Coming here, they’d taken the more dangerous of two choices, impatient after Paul’s all-too-recent fumble. The risk seemed small after doing the same thing previously without consequence.
No bubble halls existed here. This pocket free of the maze served as a calm clearing in the Wilderness. Unfortunately, any safety was deceptive. A blockade of barriers covered all this world’s neighboring nodes except one. With its Terminal, the planet had one entrance and one exit.
They’d learned this while following a twisting trail around the area for the past week but pressed on with a child’s heedless trust in the universe. They should’ve known better after seeing a demon.
Rana spoke of the peril but didn’t nag or threaten them into compliance.
Kenta would’ve gone in knowing what they’d meet. He’d never understand without seeing it himself.
Cassie would’ve given a warning if they’d been on a collision course, but Rana had them go the long way to the node for safety. In ordinary circumstances, that’d be the best move. In this case, their futures didn’t intersect until one moment, one decision, changed everything—and the white noise of possibility clicked into a clear absolute, punctuated by a scream.
The bat girl fell from the sky. Wendi leaped forward and caught her deftly in one hand, the other carrying Daniel.

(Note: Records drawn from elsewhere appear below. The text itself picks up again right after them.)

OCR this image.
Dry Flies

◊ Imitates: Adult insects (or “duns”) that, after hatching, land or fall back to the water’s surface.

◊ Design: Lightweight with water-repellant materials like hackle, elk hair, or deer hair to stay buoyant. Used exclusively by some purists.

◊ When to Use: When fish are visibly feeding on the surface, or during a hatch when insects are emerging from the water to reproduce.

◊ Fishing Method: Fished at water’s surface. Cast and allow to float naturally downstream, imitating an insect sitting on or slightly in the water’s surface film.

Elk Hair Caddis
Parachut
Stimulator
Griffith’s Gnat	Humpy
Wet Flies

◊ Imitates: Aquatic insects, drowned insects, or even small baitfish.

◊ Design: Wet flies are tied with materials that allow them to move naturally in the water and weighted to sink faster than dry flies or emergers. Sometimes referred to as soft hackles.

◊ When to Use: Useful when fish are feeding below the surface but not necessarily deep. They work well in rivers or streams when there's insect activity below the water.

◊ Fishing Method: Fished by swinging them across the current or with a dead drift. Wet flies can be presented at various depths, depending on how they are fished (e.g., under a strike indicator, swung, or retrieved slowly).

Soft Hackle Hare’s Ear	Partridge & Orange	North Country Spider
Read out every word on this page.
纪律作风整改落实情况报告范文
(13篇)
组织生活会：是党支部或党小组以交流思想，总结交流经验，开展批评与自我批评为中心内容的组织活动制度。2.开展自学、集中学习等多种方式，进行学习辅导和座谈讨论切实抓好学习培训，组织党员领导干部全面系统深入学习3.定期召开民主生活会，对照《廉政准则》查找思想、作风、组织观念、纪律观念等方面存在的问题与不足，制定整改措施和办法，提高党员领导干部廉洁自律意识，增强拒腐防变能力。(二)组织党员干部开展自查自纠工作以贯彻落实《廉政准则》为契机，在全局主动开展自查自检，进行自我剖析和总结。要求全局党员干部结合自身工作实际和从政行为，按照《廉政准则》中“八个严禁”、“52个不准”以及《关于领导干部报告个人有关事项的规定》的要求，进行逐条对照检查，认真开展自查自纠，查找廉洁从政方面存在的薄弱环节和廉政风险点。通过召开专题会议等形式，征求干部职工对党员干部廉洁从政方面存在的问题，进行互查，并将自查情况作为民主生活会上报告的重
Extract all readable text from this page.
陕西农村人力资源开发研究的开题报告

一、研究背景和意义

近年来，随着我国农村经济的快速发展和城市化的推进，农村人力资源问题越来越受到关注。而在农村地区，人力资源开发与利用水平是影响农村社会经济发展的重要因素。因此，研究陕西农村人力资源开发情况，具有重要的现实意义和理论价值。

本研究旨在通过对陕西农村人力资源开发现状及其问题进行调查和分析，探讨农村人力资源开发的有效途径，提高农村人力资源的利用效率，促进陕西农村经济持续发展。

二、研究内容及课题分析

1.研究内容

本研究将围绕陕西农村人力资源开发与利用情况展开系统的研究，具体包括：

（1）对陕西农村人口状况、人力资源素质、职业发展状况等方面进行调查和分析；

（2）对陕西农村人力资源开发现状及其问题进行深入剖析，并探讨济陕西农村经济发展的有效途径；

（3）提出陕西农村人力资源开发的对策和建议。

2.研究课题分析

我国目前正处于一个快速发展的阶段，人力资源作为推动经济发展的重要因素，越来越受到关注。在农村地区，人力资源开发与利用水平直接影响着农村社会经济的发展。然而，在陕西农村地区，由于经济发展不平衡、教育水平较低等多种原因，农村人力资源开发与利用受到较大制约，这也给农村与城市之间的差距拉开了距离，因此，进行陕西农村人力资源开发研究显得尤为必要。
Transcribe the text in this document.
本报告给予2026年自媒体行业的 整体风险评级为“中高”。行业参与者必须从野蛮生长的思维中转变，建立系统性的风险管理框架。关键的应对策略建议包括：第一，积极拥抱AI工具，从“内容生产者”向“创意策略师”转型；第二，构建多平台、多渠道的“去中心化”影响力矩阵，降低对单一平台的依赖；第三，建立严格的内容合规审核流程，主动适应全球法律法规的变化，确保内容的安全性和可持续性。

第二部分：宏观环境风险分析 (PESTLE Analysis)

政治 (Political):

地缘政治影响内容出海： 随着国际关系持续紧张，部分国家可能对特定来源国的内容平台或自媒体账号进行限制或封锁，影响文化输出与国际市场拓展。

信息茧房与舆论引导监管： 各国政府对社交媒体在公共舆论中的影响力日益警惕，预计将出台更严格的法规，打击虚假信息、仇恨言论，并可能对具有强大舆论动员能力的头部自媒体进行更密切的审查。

Sheer terror paralyzed Cassie to the point she couldn’t flap her wings.
“What is it?” said Rana, at her side instantly, “What found us?”
Paul saw the frog girl’s powerful resolve, determined to see them through this crisis, too practical to waste time on an ‘I told you so!’
The bat girl managed to release a pitiful squeak between tears, “His name is Red Tail.”
Five of them exchanged glances, but Daniel spoke the common thought, “Who’s that?”
They looked to Rana, and Paul gasped.
He couldn’t help it. Watching the fight go out of his friend, seeing her resolve melt and her body deflate to the floor—head lowered, back slumped, hands laying palms open, fingers twitching uselessly—scared him like nothing else.